FirstEnergy Solutions Corp. is seeking bankruptcy court approval for a $25 million letter of credit facility that the power provider contends is necessary to support continued operations and advance its separation from parent FirstEnergy Corp.

FirstEnergy Solutions, or FES, on Oct. 16 filed a motion in the U.S. Bankruptcy Court for the Northern District of Ohio for authorization to enter into a secured letter of credit facility agreement with Citizens Bank NA. The agreement also involves FirstEnergy Nuclear Operating Co., or FENOC.

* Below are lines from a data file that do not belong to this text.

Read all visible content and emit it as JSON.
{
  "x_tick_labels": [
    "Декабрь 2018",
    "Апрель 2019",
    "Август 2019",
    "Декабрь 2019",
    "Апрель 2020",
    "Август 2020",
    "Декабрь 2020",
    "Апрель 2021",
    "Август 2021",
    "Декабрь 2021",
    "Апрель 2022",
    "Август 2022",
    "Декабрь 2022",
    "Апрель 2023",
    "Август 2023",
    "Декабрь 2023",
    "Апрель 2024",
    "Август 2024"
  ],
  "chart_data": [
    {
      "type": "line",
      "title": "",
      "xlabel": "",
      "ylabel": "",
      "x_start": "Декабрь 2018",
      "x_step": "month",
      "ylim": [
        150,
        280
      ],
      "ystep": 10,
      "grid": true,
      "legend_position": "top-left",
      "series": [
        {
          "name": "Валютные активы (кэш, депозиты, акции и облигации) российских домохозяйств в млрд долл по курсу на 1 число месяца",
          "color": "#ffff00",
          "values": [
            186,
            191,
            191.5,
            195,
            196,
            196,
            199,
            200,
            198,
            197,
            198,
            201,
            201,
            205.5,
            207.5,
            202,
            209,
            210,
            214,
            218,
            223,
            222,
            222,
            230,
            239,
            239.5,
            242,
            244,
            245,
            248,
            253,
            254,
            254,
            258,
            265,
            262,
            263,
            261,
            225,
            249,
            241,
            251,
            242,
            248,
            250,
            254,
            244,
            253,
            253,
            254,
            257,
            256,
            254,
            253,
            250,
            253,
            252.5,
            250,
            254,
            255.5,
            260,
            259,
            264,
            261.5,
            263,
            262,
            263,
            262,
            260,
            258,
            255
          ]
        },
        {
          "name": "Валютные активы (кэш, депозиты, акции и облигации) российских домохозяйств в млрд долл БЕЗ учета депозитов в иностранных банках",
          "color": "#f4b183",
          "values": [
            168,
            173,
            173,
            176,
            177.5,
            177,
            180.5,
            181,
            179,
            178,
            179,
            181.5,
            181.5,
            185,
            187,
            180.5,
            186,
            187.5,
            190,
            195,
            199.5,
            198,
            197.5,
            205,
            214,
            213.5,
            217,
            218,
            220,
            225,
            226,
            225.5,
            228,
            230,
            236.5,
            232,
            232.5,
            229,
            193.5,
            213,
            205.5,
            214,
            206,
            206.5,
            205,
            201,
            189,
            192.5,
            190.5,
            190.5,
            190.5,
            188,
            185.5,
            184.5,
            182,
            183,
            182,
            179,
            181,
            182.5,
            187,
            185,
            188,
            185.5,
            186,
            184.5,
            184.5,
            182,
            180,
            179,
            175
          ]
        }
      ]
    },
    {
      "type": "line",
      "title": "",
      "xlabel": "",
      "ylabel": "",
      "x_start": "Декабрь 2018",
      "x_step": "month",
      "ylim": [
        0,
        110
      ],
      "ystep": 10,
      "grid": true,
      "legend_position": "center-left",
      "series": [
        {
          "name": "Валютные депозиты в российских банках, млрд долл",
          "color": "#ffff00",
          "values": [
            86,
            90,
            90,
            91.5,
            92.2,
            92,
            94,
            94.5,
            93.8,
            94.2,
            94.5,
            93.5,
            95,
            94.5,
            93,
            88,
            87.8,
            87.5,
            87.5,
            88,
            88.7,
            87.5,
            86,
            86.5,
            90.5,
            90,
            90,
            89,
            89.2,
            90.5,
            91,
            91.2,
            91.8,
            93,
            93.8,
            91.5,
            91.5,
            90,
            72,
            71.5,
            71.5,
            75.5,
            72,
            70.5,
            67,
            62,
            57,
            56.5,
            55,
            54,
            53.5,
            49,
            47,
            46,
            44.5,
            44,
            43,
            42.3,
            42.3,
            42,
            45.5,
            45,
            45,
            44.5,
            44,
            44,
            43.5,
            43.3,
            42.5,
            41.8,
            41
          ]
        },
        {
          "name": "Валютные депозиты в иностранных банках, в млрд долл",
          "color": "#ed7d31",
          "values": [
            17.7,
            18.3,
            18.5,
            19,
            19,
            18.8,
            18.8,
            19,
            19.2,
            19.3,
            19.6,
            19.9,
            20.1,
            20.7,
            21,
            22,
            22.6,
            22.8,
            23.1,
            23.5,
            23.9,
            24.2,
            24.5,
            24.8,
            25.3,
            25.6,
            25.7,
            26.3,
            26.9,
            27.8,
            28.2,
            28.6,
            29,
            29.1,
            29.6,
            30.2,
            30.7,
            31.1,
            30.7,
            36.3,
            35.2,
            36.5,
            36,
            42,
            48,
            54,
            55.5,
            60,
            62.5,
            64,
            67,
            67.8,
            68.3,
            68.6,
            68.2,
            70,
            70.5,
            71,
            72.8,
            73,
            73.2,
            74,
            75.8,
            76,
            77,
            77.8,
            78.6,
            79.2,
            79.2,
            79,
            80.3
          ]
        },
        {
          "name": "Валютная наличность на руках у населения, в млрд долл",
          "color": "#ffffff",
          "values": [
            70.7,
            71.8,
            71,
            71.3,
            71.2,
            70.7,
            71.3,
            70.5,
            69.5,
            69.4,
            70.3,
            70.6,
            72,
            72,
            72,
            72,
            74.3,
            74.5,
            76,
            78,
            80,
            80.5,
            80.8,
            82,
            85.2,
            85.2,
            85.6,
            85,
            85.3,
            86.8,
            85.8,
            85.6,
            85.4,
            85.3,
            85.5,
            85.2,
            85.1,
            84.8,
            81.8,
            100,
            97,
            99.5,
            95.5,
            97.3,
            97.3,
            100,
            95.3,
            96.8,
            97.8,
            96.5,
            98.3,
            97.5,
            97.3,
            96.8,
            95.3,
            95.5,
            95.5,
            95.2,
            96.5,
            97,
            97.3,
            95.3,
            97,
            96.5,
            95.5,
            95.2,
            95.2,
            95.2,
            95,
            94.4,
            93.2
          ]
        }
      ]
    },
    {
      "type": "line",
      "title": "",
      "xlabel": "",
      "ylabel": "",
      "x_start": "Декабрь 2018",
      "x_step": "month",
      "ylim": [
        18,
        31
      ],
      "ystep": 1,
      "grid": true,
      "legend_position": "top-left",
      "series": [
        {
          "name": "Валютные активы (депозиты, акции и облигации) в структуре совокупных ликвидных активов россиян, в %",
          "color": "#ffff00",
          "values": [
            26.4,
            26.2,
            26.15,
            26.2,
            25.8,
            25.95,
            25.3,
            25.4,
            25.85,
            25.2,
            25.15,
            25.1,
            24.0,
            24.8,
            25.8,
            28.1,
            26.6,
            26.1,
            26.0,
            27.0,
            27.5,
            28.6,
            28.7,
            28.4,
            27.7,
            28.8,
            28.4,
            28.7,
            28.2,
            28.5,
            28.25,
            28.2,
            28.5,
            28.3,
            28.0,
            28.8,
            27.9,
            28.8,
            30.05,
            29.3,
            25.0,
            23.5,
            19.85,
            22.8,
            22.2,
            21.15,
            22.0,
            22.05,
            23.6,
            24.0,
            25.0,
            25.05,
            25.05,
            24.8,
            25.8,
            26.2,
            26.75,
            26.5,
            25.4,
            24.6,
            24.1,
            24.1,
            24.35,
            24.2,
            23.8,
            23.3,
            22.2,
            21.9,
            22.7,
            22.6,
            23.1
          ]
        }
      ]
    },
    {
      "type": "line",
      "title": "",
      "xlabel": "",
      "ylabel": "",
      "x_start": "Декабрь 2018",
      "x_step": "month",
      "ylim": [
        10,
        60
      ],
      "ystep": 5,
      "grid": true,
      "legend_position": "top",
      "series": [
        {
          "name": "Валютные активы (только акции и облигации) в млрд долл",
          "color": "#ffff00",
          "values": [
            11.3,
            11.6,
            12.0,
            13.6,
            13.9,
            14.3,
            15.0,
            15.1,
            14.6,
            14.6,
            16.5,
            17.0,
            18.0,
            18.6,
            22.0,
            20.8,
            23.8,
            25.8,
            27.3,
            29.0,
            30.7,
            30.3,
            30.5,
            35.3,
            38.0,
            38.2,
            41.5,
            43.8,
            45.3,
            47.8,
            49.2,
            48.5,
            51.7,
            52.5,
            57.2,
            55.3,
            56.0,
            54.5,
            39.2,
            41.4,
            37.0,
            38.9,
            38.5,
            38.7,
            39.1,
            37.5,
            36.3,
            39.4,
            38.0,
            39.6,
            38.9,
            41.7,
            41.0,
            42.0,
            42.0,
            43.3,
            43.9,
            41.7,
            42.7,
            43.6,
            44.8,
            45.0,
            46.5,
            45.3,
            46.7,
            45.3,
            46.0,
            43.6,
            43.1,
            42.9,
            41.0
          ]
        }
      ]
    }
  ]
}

"Since February 2018, the debtors have approached seven financial institutions with the intent of seeking such a facility. Ultimately, Citizens Bank agreed to provide a letter of credit facility that FES and FENOC could use for the issuance of letters of credit in an amount up to $25 million in the aggregate on terms acceptable to the debtors and Citizens Bank," FES wrote in the motion. "Other than Citizens Bank, no other financial institution was willing to provide a cash collateralized letter of credit facility for the debtors."

FES, FENOC and Citizens Bank finalized the terms of the agreement over two months of negotiations.

"Entry into and implementation of the agreement would allow the debtors to respond to the sudden uptick in adequate assurance demands relating to important agreements that are critical to their business plan without undue credit risk exposure," FES wrote. "The agreement would also help the debtors evaluate new agreements and arrangements that are needed to successfully separate from non-debtor FirstEnergy Corp. without being limited to only certain vendors who do not require letters of credit or large cash deposits."

As part of the separation plan, the federal bankruptcy court on Sept. 26 approved a definitive settlement agreement between FirstEnergy, FES and its subsidiaries, and FENOC.

FES, its subsidiaries and FENOC on March 31 filed for Chapter 11 bankruptcy protection. The bankruptcy filing came just a few months after a $2.5 billion equity infusion into parent FirstEnergy to support the company's strategic transition and its target of 6% to 8% regulated operating earnings growth rate through 2021.